Yes, there’s one more trimester that’s not often talked about. It’s the first three months of a baby’s life and the first three months of a mother’s recovery after pregnancy and birth.
Life as a new mom can be many things: exciting, stressful, and overwhelming. In those first few months as you try to settle into an “eat, play, sleep” routine with your newborn, how you are recovering as a mom can be an afterthought. There are many symptoms you may experience that you’re either too tired or embarrassed to discuss. What’s normal? Not just for your baby, but for yourself?

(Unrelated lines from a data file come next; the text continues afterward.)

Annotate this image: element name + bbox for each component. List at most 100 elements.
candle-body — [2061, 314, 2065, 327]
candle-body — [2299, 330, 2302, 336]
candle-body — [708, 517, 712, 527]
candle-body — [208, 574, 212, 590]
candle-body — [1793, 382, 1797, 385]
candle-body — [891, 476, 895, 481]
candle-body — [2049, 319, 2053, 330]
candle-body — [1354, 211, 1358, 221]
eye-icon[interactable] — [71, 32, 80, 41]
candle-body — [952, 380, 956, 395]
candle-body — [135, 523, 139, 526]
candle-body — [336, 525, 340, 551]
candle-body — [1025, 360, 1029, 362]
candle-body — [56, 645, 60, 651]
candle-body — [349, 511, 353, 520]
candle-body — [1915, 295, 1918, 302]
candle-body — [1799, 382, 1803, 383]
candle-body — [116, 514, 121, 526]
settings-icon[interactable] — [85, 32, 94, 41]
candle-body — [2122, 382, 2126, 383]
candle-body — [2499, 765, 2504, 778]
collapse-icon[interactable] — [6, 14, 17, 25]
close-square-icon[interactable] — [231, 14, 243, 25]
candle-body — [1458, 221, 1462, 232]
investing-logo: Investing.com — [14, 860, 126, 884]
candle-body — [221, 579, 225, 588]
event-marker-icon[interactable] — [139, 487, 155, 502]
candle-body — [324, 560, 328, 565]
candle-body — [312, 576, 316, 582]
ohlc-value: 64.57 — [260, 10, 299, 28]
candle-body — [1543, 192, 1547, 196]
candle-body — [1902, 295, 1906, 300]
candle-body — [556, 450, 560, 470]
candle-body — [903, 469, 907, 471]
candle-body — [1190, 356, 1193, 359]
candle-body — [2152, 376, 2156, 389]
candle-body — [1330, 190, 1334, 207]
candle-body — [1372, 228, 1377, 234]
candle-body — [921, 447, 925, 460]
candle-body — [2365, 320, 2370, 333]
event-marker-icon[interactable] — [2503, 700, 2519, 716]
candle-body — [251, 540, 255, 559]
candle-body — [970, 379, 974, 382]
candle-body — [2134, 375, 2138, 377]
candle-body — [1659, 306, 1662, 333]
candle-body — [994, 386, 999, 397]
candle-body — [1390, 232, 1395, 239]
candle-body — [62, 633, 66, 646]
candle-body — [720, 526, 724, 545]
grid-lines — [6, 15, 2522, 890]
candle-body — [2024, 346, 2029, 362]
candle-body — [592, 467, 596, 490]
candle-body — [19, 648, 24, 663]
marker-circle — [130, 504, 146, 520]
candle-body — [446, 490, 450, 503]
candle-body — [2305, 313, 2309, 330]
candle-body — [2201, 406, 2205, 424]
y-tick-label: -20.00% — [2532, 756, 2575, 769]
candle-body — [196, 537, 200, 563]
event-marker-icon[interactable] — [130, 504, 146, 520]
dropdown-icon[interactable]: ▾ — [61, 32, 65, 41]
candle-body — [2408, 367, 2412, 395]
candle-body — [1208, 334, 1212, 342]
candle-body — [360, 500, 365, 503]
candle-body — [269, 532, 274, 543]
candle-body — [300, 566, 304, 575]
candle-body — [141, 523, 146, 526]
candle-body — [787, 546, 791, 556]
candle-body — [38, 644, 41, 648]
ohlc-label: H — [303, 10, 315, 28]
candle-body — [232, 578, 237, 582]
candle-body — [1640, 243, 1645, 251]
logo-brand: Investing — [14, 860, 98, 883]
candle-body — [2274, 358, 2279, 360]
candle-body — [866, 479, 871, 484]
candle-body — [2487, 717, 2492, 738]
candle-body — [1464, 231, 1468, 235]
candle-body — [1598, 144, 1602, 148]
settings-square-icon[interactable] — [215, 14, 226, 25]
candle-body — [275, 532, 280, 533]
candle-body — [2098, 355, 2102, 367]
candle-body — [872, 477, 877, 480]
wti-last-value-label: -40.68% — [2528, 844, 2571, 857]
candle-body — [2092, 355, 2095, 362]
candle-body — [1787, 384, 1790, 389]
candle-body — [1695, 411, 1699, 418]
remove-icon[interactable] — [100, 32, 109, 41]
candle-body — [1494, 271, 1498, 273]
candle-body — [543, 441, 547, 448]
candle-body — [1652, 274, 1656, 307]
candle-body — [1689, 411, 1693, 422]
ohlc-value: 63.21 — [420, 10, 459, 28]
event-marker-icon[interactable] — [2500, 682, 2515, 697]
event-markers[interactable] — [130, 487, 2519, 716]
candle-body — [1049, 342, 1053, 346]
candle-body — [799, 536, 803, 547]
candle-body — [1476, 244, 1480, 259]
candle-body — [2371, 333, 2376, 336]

During pregnancy, a woman’s pelvis goes through a lot of changes: ligaments soften, muscles stretch, and posture changes. The act of childbirth can mean surgery or perineal tearing, adding another layer of physical changes. Complications can unexpectedly lead to pelvic floor problems that often go unaddressed, like urinary leakage, painful intercourse, or back pain.
Returning to Routines
“When can I return to exercise and sex?” This is one of the most common questions asked by new moms. Most medical providers will okay the return to pre-pregnancy exercise and activity at the six-week mark. But that doesn’t mean you should.
One in five women can experience pain with sex at some point in their lifetime. Physical pain can be due to infection, hormonal imbalance, nerve entrapment, scar tissue, or tense pelvic floor muscles. If postpartum sex is painful, it’s best to seek treatment with a pelvic floor physical therapist who can address issues and create a tailored plan to guide you to pain-free sex.
The same goes for exercise. If you experience any pain or urinary leakage, you’ll want to scale back, modify your exercise, and work with a specialist to rehab your pelvic floor muscles. Urinary leakage is common, but not normal, and a sign your muscles need some help.
Diastasis Recti or Abdominal Separation
Another common ailment is the separation of the large abdominal muscles, “rectus abdominis” (aka “six-pack abs”), that run from the sternum to the pubic bone. The separation can occur anywhere along the midline tissue linea alba that can soften and stretch due to hormonal changes and increased abdominal pressure from the developing fetus. They also become prone to injury.
Check in with a pelvic health physical therapist if you experience diastasis recti or abdominal wall coning or doming. You will learn how to use a slow controlled exhale with lifting to reduce pressure in your abdomen, modify activities that cause doming, and return to your activities without worsening the separation.
Perineal Tear Pain
Perineal tearing during vaginal birth is common. While most tearing heals on its own, the body can over heal and develop excess granulation tissue. Unlike healthy vaginal tissue, this is often fibrotic and can cause local pain, inflammation, and bleeding.
This can be difficult to diagnose, as perineal tissue is commonly very tender during the postpartum recovery phase. If the tissue continues to feel raw, appear inflamed, and there is prolonged bleeding, see your medical provider.
The fourth trimester can hit hard and mental health can suffer greatly. Postpartum anxiety and depression is very common and should be addressed quickly. These feelings may also occur months after you’ve given birth or stopped breastfeeding or lactating. Treatment forms include therapy, medication, support groups, or a combination.
The fourth trimester is a time of recovery and mixed emotions as you welcome your new baby. Check in on yourself or your fellow mom-friend; support is available for physical and mental healing. Knowing what to expect and having resources can help that wonderful time be a little bit more special.